According to the agency, Oscher and Briargate schemed by placing sham orders, known as spoofs, to make it look as if there was more interest in certain stocks and so manipulate the stock prices. Once the spoof orders were entered, Oscher placed bona fide orders on the opposite side of the market for the same stocks and took advantage of the artificially inflated or depressed prices. Immediately after the bona fide orders were executed, Oscher canceled the spoof orders.

The scheme ran from October 2011 through September 2012, focusing on New York Stock Exchange-listed securities. Oscher, a former NYSE specialist, used his Briargate account to place multiple large spoof orders on the NYSE before the exchange opened for trading at 9:30 a.m. Briargate’s non-bona fide orders impacted the market’s perception of demand for the stocks it spoofed and often the prices of the stocks.

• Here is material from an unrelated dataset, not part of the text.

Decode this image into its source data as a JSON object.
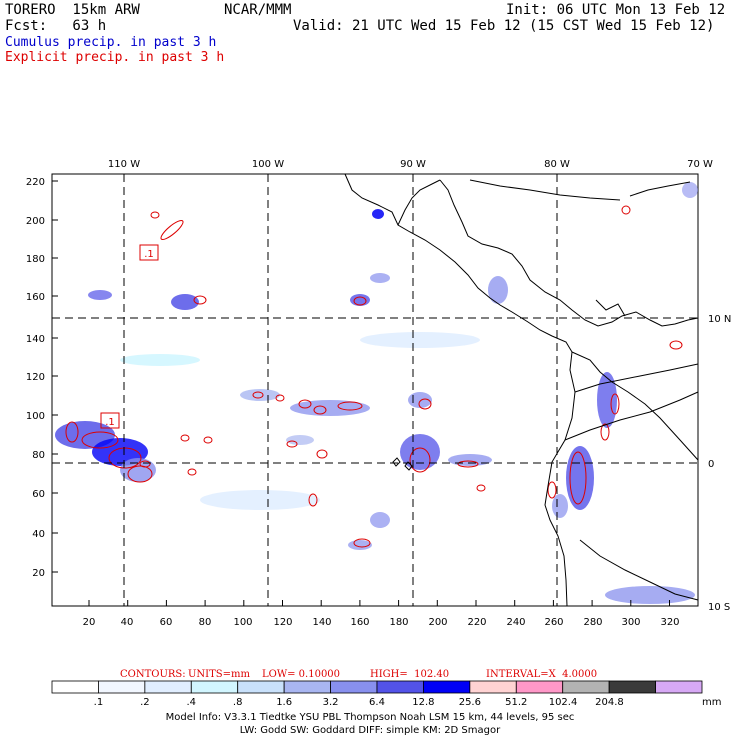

Oscher gamed the price movement in the spoofed securities by sending orders for them on the opposite side of the market to exchanges that opened before the NYSE. Oscher canceled the non-bona fide NYSE orders before the NYSE opened and unwound the positions he had established on other exchanges, and brought in about $525,000 in profits.

Without admitting or denying the charges, Oscher and Briargate agreed to disgorge $525,000 of ill-gotten gains plus prejudgment interest of $37,842.32. Briargate also agreed to pay a civil penalty of $350,000, and Oscher agreed to pay a civil penalty of $150,000.